Note : Sur Sampaw'al le Symbole de la Fidélité Poétique
Dans les sables du temps de l'Arabie préislamique, où la parole donnée avait force de loi, le nom de Samaw’al ibn ‘Âdiyâ’ résonne comme un écho éternel. Poète et chef de clan juif du VIe siècle, il n'est pas seulement retenu pour ses vers, mais pour un acte de loyauté si absolu qu'il forgea un proverbe traversant les siècles.
Le Gardien d'al-Ablaq et la Parole Donnée
Au cœur du nord de la péninsule arabique, près de l'oasis de Tayma, se dressait la forteresse d'al-Ablaq. C'était le fief d'al-Samaw'al, un lieu réputé imprenable, mais dont la véritable force résidait dans le caractère de son maître. En ces temps, l'honneur d'un homme et de sa tribu reposait sur le respect scrupuleux de la protection accordée (jiwâr) et de la parole engagée.
Une Alliance de Poètes
Le destin de Samaw'al bascula le jour où un autre géant de la poésie, le prince-poète Imru' al-Qays, vint frapper à sa porte.
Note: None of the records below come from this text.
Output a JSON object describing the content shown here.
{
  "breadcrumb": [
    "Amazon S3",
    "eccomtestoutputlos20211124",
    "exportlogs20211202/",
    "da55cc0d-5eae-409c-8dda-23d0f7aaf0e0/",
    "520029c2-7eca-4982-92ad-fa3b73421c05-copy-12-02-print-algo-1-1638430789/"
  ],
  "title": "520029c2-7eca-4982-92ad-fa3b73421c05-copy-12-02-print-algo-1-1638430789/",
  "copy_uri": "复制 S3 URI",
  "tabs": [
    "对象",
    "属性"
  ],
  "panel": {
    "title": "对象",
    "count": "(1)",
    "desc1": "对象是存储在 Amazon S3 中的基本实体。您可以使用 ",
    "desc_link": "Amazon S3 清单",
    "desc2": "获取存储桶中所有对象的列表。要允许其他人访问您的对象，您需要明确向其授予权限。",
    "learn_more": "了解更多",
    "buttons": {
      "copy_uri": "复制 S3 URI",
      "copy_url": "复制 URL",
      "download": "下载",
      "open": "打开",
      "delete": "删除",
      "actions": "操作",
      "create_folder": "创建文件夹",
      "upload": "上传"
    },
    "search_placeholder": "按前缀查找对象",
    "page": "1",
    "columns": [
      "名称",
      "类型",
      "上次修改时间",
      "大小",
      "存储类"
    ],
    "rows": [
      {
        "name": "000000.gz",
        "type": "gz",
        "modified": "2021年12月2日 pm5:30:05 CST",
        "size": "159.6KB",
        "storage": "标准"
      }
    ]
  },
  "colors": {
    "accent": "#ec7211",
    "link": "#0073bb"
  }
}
Fuyant ses ennemis après l'assassinat de son père, Imru' al-Qays cherchait un allié fiable pour mettre en sûreté ce qu'il avait de plus précieux avant de partir chercher l'aide de l'empereur byzantin à Constantinople. Ce trésor n'était pas seulement matériel : il s'agissait de cent cottes de mailles, héritage de sa lignée, ainsi que de sa propre fille.
L'Épreuve de la Fidélité
Samaw'al accepta cette charge sans hésiter. La parole fut donnée, le pacte scellé non par un écrit, mais par l'honneur. Cependant, après le départ et la mort d'Imru' al-Qays, un de ses ennemis, le prince ghassanide al-Harith ibn Abi Shamir, vint réclamer les armures. Il mit le siège devant la forteresse d'al-Ablaq, certain de sa victoire.
Le Choix Impossible
La forteresse tenait bon, mais le sort joua un tour cruel à Samaw'al. Son propre fils, parti chasser, fut capturé par les assiégeants. Al-Harith présenta alors son ultimatum au sommet des remparts : livrer les cottes de mailles ou assister à l'exécution de son fils. Le dilemme était absolu, déchirant l'âme du père et du gardien du serment. C’était l'épreuve ultime qui allait démontrer à quel point la loyauté était la valeur cardinale de sa vie et de son œuvre.
Le Sacrifice Fondateur
Face à ce choix cornélien, la réponse de Samaw'al entra dans la légende. Il refusa de trahir sa promesse. « Je ne romprai jamais mon engagement et ne trahirai pas ma protection », aurait-il déclaré. Sous ses yeux, son fils fut sacrifié. Samaw'al avait perdu un héritier, mais il avait préservé son honneur et celui de sa lignée, gravant son nom dans la mémoire collective. Cet événement tragique et sublime est au cœur de la figure historique d'al-Samaw'al ibn 'Adiya, le poète juif dont le nom devint synonyme de loyauté.
Un Proverbe pour l'Éternité
De cet acte naquit une expression qui infuse encore aujourd'hui la langue arabe : أَوْفَى مِنَ السَّمَوْأَلِ (awfā min as-Samawʾal), signifiant « Plus loyal que Samaw’al ». Elle est employée pour désigner la fidélité la plus inébranlable, celle qui résiste même à la plus terrible des épreuves. La postérité n'a pas retenu Samaw'al pour ses origines ou sa religion, mais pour cette vertu universelle qu'il a incarnée de la manière la plus tragique et la plus noble qui soit.